Here's a link to a Megamuffin recipe that seems pretty close to a "food pill". I'm not a nutritionist, yada, yada, yada... and I don't know how reliable any of these sites are, I just remembered seeing something about it on PBS. The muffin looks interesting though.
posted by BoscosMom at 6:18 PM on February 5, 2007


I've started a water regimen, of one pint each hour, in order to cut down on snacking. I've also got a tub of pre-washed baby spinach on-hand (well ... in the fridge), in case I'm desperate and want to munch on something.

I just started this last week, so I can't speak to its long-term success.
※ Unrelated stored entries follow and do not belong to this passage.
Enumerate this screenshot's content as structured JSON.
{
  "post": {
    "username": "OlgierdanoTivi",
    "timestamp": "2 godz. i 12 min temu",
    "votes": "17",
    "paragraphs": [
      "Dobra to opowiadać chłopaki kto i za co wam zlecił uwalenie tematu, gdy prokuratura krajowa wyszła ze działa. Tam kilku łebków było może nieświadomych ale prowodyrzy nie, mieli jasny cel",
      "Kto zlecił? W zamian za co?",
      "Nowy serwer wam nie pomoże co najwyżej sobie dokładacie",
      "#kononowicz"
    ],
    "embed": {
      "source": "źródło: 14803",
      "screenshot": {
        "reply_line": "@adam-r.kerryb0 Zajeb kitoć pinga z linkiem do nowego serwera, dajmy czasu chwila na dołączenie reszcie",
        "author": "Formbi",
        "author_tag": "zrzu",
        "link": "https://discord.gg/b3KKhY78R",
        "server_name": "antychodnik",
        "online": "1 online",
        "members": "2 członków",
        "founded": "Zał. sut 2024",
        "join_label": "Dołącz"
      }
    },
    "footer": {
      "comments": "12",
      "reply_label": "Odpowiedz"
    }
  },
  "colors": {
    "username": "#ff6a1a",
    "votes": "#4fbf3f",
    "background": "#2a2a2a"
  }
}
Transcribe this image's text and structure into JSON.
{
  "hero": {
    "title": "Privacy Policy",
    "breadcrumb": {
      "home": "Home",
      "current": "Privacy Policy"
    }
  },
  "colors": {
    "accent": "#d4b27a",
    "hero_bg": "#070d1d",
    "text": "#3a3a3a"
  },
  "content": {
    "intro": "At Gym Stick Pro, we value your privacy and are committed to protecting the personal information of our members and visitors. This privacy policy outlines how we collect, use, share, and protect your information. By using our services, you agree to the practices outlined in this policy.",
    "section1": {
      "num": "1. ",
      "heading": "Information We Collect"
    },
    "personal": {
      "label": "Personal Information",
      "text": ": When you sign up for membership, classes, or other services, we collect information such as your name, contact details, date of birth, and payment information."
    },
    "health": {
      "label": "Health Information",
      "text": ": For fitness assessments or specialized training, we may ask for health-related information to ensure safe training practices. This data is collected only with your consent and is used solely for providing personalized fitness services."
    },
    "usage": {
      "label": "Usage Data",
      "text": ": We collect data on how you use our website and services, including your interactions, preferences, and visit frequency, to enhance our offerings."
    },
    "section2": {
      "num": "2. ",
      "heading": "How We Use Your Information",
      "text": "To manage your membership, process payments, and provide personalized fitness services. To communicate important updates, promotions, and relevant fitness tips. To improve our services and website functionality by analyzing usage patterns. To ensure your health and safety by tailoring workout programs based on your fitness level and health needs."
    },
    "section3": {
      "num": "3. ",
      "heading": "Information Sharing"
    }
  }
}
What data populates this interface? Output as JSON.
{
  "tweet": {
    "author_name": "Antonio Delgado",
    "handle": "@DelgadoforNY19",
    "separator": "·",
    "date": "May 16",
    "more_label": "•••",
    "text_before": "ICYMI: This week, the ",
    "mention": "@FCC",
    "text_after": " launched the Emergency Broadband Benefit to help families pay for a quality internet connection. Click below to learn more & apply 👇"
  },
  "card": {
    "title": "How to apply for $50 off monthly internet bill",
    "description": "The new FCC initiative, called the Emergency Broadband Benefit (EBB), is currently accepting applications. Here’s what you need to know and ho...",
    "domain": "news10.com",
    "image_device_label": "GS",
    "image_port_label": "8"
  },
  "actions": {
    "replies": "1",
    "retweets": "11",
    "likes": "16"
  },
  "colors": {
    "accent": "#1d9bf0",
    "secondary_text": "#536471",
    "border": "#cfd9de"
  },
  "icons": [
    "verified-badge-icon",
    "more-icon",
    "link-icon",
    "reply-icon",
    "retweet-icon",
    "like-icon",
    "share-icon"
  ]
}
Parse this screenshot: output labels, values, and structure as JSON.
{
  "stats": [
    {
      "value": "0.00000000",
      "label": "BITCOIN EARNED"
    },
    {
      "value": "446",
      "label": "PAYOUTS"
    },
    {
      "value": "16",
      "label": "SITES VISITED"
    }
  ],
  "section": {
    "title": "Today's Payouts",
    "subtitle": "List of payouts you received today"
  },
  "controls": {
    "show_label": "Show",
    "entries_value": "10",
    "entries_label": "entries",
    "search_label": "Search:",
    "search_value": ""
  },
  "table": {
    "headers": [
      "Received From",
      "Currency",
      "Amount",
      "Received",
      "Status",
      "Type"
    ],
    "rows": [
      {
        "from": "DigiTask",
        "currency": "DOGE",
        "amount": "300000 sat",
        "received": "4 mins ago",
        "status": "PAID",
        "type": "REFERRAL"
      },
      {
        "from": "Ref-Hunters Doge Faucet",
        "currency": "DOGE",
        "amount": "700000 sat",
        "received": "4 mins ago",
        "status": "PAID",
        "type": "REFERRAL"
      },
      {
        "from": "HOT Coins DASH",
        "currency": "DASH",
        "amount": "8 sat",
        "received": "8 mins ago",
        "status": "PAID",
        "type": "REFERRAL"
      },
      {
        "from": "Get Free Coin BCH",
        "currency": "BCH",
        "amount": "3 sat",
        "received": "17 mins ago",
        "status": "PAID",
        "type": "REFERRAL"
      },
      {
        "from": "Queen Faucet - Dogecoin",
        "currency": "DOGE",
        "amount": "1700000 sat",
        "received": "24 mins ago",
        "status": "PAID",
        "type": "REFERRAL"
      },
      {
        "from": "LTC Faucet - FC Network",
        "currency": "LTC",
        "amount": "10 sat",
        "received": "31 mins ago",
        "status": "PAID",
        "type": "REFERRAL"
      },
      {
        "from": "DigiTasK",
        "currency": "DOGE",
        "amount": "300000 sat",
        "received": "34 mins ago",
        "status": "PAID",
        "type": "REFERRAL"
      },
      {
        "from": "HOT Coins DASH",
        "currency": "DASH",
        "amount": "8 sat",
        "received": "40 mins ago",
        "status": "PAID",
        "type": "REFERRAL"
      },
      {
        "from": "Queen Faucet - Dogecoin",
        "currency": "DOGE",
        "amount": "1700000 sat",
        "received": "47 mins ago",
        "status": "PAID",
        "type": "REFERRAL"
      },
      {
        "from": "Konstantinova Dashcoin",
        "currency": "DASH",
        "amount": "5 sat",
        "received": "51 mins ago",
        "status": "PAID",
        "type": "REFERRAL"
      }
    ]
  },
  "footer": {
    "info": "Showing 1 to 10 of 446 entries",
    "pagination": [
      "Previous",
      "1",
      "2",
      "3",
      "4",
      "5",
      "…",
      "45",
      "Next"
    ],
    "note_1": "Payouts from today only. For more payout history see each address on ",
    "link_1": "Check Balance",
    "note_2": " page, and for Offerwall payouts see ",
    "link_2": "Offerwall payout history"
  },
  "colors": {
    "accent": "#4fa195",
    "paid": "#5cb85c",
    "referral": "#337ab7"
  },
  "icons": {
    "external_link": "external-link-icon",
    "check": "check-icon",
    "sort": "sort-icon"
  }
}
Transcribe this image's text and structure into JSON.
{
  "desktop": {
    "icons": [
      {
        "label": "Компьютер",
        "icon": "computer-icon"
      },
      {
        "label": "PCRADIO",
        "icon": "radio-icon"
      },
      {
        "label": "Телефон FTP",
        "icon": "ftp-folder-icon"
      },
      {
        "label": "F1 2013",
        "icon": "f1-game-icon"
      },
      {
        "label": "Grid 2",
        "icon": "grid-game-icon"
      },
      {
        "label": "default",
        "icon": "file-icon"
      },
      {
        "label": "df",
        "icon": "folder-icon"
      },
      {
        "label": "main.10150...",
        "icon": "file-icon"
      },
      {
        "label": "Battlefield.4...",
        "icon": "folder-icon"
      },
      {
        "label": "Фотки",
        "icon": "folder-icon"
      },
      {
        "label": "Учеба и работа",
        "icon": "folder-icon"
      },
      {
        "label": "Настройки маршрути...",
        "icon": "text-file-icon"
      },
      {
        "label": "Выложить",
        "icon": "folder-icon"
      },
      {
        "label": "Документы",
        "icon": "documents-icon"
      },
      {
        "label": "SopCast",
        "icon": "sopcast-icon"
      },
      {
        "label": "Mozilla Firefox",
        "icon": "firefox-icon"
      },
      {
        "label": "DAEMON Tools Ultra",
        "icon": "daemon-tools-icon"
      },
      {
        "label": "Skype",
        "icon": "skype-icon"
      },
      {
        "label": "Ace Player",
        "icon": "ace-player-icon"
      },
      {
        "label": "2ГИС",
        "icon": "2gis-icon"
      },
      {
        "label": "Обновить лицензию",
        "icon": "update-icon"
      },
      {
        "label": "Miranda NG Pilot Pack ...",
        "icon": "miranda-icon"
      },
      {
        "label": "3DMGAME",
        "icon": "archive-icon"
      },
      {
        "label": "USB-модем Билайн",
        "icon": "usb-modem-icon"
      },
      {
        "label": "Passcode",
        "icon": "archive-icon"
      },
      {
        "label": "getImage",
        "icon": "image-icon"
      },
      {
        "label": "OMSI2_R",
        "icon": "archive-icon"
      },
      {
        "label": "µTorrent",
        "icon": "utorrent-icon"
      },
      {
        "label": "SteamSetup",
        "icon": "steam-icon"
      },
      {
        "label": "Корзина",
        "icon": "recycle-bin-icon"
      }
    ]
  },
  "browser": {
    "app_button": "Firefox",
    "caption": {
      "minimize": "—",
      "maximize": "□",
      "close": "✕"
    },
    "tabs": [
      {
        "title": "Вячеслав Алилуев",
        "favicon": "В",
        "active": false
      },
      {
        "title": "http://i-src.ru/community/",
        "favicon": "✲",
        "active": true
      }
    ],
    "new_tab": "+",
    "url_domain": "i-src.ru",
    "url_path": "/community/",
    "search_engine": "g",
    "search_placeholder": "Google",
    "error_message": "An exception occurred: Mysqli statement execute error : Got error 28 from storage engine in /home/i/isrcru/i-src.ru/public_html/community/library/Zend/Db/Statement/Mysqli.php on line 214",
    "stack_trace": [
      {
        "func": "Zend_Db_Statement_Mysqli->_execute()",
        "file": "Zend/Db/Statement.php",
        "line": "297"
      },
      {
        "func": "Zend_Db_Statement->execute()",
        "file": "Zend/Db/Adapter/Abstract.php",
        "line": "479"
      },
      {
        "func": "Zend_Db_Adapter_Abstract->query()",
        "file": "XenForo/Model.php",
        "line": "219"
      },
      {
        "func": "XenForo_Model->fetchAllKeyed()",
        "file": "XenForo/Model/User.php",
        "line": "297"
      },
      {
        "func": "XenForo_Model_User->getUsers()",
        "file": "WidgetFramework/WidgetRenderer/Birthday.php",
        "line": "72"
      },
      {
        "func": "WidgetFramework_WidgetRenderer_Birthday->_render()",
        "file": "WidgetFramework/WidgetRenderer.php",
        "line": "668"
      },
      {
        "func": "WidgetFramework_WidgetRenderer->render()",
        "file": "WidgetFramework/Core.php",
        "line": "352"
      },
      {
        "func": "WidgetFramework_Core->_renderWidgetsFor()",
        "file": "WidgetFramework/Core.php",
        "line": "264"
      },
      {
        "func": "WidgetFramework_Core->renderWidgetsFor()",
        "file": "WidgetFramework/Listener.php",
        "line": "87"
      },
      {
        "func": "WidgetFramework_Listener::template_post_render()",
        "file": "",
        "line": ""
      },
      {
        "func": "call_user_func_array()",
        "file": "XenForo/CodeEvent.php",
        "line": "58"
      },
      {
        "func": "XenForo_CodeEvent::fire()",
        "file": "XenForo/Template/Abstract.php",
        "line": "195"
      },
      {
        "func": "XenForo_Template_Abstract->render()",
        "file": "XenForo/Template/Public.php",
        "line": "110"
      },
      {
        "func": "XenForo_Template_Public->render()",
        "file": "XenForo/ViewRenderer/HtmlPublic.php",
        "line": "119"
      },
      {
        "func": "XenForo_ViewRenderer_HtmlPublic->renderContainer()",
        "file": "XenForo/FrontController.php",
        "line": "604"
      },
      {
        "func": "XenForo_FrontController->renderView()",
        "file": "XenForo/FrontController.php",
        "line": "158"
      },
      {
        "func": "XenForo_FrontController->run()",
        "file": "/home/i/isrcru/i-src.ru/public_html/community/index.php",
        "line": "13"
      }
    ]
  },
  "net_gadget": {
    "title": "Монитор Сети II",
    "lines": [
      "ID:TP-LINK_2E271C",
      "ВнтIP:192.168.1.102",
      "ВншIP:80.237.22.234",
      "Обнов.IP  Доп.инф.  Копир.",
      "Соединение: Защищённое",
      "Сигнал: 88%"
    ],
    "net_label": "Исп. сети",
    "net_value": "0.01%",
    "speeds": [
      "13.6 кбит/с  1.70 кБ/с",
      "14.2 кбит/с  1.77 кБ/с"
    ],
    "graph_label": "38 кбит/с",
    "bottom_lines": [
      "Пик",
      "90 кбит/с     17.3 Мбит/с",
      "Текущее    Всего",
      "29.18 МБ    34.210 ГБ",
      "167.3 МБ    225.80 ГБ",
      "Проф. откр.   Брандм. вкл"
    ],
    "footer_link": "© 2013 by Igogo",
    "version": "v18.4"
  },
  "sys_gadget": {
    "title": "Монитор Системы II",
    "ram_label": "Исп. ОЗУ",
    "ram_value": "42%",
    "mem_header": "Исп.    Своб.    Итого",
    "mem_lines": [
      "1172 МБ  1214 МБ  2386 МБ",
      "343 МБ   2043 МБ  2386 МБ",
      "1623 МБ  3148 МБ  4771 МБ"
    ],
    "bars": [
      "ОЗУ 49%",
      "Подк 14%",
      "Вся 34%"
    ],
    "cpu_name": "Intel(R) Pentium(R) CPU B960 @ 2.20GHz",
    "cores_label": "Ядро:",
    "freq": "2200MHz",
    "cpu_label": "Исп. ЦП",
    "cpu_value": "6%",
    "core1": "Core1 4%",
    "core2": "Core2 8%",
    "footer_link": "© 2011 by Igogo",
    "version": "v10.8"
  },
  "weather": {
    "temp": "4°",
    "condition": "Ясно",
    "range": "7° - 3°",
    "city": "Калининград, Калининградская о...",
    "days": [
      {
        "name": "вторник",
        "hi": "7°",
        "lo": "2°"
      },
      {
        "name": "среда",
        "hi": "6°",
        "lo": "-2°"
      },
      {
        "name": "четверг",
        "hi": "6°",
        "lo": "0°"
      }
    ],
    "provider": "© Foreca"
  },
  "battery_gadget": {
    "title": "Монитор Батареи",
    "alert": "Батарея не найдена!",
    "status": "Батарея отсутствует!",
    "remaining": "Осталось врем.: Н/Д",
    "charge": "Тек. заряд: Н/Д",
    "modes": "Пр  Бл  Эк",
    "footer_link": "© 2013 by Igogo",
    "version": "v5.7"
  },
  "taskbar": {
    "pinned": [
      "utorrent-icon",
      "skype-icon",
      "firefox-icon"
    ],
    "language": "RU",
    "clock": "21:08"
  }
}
But I can say that there's a box of chocolate-covered Krispy-Kremes in the office kitchen. Normally I'd have eaten two by now, but I haven't touched them yet, and I don't have any real desire to do so.

Side benefit: I wash my hands each time I use the bathroom. I'm now washing my hands once or twice an hour. "This is me, not getting a cold!"

Just in case someone brings it up, a pint an hour isn't dangerous in a hyponatremia kind of way. That's more of a risk if it's all drunk at once — "excessive and rapid" being the watchwords.
posted by Alt F4 at 7:22 AM on February 6, 2007


we came to the conclusion that a human can live on potatoes and milk and nothing else whatever

do I infer that you could live on mashed potato and nothing else, then? yes!